Lambeturah.co.id - Kemarau panjang yang melanda wilayah Kabupaten Boyolali, Jawa Tengah, mulai berdampak serius pada pasokan air bersih warga. Di tengah krisis air yang kian menghimpit, warga lereng Gunung Merbabu berpaling pada tradisi leluhur untuk memohon berkah hujan.

Pada Jumat (19/9/2026), warga Dukuh Dukuh, Desa Banyuanyar, Kecamatan Ampel, Boyolali menggelar ritual kuno bernama Udan Dawet. Dipimpin oleh para sesepuh desa, warga berbondong-bondong menuju sendang keramat untuk melemparkan minuman dawet ke dalam air.

Warisan Kuno Sejak Era Mataram Tradisi unik ini diketahui telah bertahan selama ratusan tahun, diwariskan secara turun-temurun sejak era Mataram Kuno. Ritual Udan Dawet selalu digelar pada mongso kapat atau bulan keempat dalam penanggalan Jawa, yang identik dengan puncak musim kemarau.

Dawet bukan sekadar minuman dalam tradisi ini. Bagi masyarakat setempat, dawet diposisikan sebagai simbol kenikmatan duniawi serupa dengan air hujan yang menjadi kenikmatan dan sumber kehidupan paling dinanti di musim kemarau.

Aksi melempar dawet ke sendang keramat secara simbolis menggambarkan hujan deras yang mengguyur dan membasahi seisi desa.

Dampak Kemarau: Warga Terpaksa Beli Air Pelaksanaan tradisi ini bertepatan dengan kondisi kekeringan yang kian mengkhawatirkan di Kabupaten Boyolali. Beberapa daerah, termasuk Desa Banyuanyar, mulai kesulitan mendapatkan air bersih.
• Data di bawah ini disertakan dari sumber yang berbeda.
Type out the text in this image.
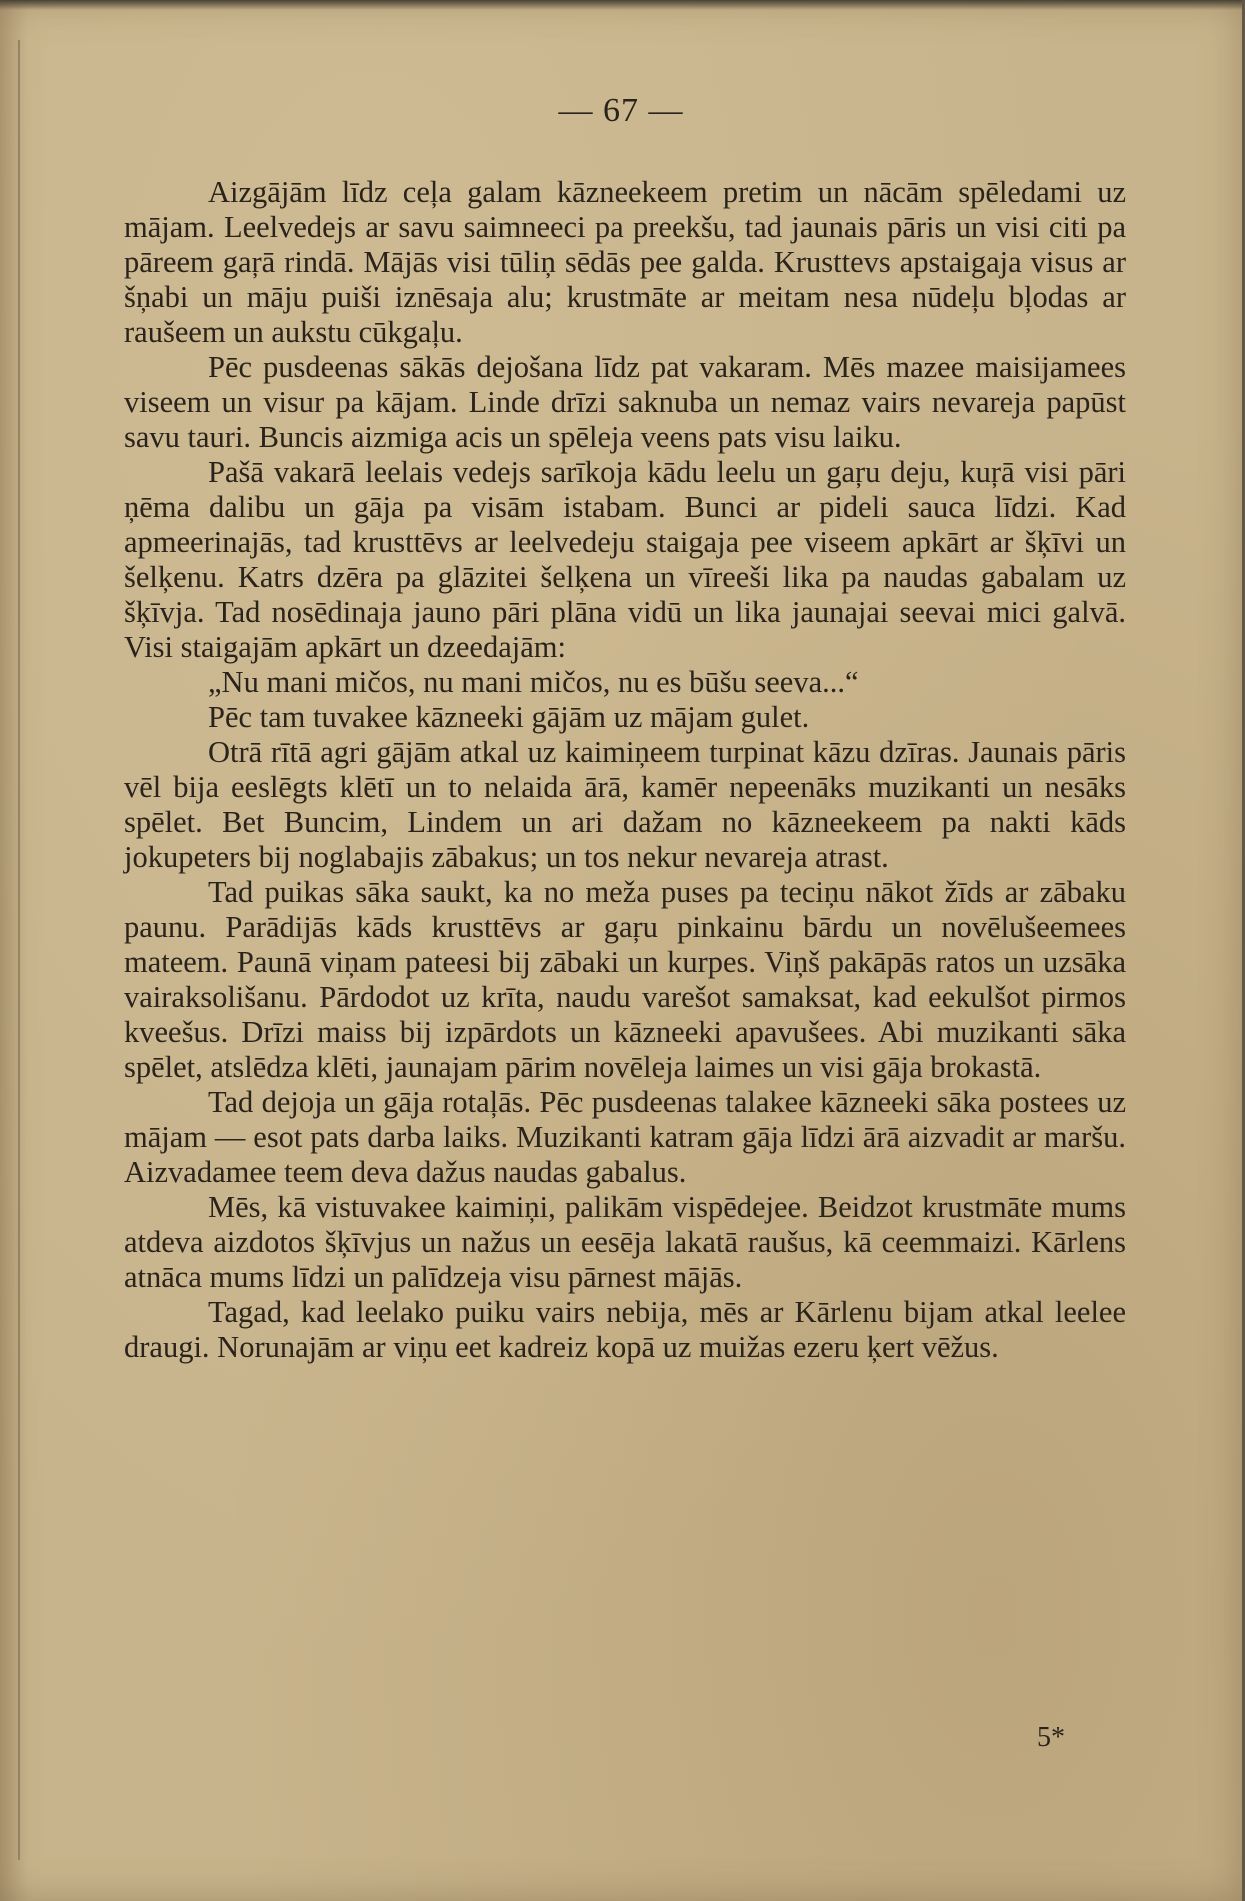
— 67 —

Aizgājām līdz ceļa galam kāzneekeem pretim un nācām spēledami uz mājam. Leelvedejs ar savu saimneeci pa preekšu, tad jaunais pāris un visi citi pa pāreem gaŗā rindā. Mājās visi tūliņ sēdās pee galda. Krusttevs apstaigaja visus ar šņabi un māju puiši iznēsaja alu; krustmāte ar meitam nesa nūdeļu bļodas ar raušeem un aukstu cūkgaļu.

Pēc pusdeenas sākās dejošana līdz pat vakaram. Mēs mazee maisijamees viseem un visur pa kājam. Linde drīzi saknuba un nemaz vairs nevareja papūst savu tauri. Buncis aizmiga acis un spēleja veens pats visu laiku.

Pašā vakarā leelais vedejs sarīkoja kādu leelu un gaŗu deju, kuŗā visi pāri ņēma dalibu un gāja pa visām istabam. Bunci ar pideli sauca līdzi. Kad apmeerinajās, tad krusttēvs ar leelvedeju staigaja pee viseem apkārt ar šķīvi un šelķenu. Katrs dzēra pa glāzitei šelķena un vīreeši lika pa naudas gabalam uz šķīvja. Tad nosēdinaja jauno pāri plāna vidū un lika jaunajai seevai mici galvā. Visi staigajām apkārt un dzeedajām:

„Nu mani mičos, nu mani mičos, nu es būšu seeva...“

Pēc tam tuvakee kāzneeki gājām uz mājam gulet.

Otrā rītā agri gājām atkal uz kaimiņeem turpinat kāzu dzīras. Jaunais pāris vēl bija eeslēgts klētī un to nelaida ārā, kamēr nepeenāks muzikanti un nesāks spēlet. Bet Buncim, Lindem un ari dažam no kāzneekeem pa nakti kāds jokupeters bij noglabajis zābakus; un tos nekur nevareja atrast.

Tad puikas sāka saukt, ka no meža puses pa teciņu nākot žīds ar zābaku paunu. Parādijās kāds krusttēvs ar gaŗu pinkainu bārdu un novēlušeemees mateem. Paunā viņam pateesi bij zābaki un kurpes. Viņš pakāpās ratos un uzsāka vairaksolišanu. Pārdodot uz krīta, naudu varešot samaksat, kad eekulšot pirmos kveešus. Drīzi maiss bij izpārdots un kāzneeki apavušees. Abi muzikanti sāka spēlet, atslēdza klēti, jaunajam pārim novēleja laimes un visi gāja brokastā.

Tad dejoja un gāja rotaļās. Pēc pusdeenas talakee kāzneeki sāka postees uz mājam — esot pats darba laiks. Muzikanti katram gāja līdzi ārā aizvadit ar maršu. Aizvadamee teem deva dažus naudas gabalus.

Mēs, kā vistuvakee kaimiņi, palikām vispēdejee. Beidzot krustmāte mums atdeva aizdotos šķīvjus un nažus un eesēja lakatā raušus, kā ceemmaizi. Kārlens atnāca mums līdzi un palīdzeja visu pārnest mājās.

Tagad, kad leelako puiku vairs nebija, mēs ar Kārlenu bijam atkal leelee draugi. Norunajām ar viņu eet kadreiz kopā uz muižas ezeru ķert vēžus.

5*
Penyusutan debit air di sumber-sumber lokal memaksa sebagian warga mengeluarkan biaya ekstra untuk membeli air bersih demi kebutuhan sehari-hari.

Bagi warga Banyuanyar, ritual Udan Dawet bukan sekadar ajang menjaga warisan budaya kuno, melainkan manifestasi dari doa dan harapan sederhana: semoga hujan segera turun, membawa kelimpahan air, serta memberikan keberkahan bagi seluruh masyarakat di lereng Merbabu.